A ambição num primeiro-ministro, desde que temperada pela realidade, é uma coisa boa. Mas é bom lembrar que o ponto de partida não é famoso. Vamos aos números: o salário mínimo passou, agora, para os 920 euros. Bem sei que não se pode ter tudo de uma vez, mas ainda não estamos no patamar de dignidade que ambiciona Luís Montenegro. Acresce que, segundo a Segurança Social, haverá cerca de um milhão e meio de trabalhadores que ganham um salário até (e friso o até) 920 euros. Ou seja, um pouco mais de um terço dos trabalhadores, a que é preciso somar os mais de 150 mil funcionários públicos que, a cada fim do mês, também só levarão para casa 935 euros. É muita gente sem um salário digno.
Não somos caso único na União Europeia e nem sequer estamos no fundo da tabela. Mas, quando se espreitam os números do Eurostat, que faz comparações tendo em conta a paridade de poder de compra, ou seja, a diferença no custo de vida de cada país, estamos atrás de países como a Eslovénia, a Roménia, a Croácia, a Lituânia ou a Grécia. Dos chamados grandes, nem vale a pena falar, que estão lá longe. Se servir de consolo a alguém, países como o Chipre, a Bulgária ou a Estónia estão ainda pior.

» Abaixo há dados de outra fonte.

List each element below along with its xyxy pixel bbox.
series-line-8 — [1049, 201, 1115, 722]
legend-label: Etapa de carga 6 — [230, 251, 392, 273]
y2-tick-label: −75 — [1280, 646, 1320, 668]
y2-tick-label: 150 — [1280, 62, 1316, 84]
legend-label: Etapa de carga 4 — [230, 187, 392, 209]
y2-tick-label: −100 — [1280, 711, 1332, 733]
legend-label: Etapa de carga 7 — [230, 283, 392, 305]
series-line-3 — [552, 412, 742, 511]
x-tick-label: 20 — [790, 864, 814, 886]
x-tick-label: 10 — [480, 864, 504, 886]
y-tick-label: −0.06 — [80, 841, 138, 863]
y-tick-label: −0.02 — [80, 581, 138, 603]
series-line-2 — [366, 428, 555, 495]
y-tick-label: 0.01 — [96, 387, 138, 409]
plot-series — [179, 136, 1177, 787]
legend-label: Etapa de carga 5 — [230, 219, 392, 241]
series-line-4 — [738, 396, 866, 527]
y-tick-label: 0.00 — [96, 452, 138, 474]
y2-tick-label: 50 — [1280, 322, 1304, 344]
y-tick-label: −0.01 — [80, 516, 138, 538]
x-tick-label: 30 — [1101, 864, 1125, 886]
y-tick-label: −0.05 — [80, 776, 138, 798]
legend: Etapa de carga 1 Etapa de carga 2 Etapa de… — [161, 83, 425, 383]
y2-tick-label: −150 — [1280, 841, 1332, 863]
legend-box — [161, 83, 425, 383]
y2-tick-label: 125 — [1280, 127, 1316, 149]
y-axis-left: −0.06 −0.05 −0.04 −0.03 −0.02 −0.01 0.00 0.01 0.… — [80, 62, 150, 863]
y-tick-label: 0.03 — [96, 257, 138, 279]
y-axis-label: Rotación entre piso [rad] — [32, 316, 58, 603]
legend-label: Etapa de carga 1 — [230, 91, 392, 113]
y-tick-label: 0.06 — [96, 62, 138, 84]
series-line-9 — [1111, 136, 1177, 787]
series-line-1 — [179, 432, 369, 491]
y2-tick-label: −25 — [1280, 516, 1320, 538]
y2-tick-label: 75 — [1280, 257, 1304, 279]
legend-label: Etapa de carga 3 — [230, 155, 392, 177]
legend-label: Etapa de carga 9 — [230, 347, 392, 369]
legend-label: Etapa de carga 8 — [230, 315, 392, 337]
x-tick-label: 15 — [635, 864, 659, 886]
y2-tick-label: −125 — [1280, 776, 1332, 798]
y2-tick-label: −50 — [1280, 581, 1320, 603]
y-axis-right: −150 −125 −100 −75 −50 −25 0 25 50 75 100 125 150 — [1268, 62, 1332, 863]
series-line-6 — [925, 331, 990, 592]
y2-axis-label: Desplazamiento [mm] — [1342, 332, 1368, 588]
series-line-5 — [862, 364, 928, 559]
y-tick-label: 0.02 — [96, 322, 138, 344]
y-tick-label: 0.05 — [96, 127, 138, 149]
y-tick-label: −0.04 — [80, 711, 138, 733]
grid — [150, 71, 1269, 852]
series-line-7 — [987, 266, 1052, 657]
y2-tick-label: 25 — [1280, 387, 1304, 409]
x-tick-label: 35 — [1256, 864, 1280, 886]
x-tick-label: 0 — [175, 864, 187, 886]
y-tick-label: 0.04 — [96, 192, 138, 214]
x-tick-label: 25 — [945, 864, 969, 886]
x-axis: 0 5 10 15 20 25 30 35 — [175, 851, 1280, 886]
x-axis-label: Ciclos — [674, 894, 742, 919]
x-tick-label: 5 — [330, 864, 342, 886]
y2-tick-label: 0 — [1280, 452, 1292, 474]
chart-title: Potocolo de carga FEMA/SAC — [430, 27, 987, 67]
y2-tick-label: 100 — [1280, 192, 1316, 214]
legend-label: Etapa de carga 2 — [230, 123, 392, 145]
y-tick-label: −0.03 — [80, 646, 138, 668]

Mas há outra estatística do Eurostat que revela bem o lugar em que estamos. Quando se compara a proporção do salário mínimo com o rendimento médio, aí sim, estávamos em primeiro lugar, com 66%. O que isto significa é que somos o país em que o salário mínimo estava mais próximo do salário médio. No fundo, é o que permite dizer, sem receio de ser desmentido, que somos um país de baixos salários.
Volto à ambição de Montenegro e desejo-lhe sorte. Se conseguir fazer de Portugal um país do primeiro escalão dos salários, pelo menos a par de países como a Espanha ou a Polónia (nem vale a pena falar do Luxemburgo, da Alemanha ou dos Países Baixos), já seria um grande feito. Mas fico na expectativa. Porque não percebo o que a mentalidade à Cristiano Ronaldo tem a ver com isso, nem vislumbro quais as medidas do pacote laboral que vão ajudar a concretizar esse milagre.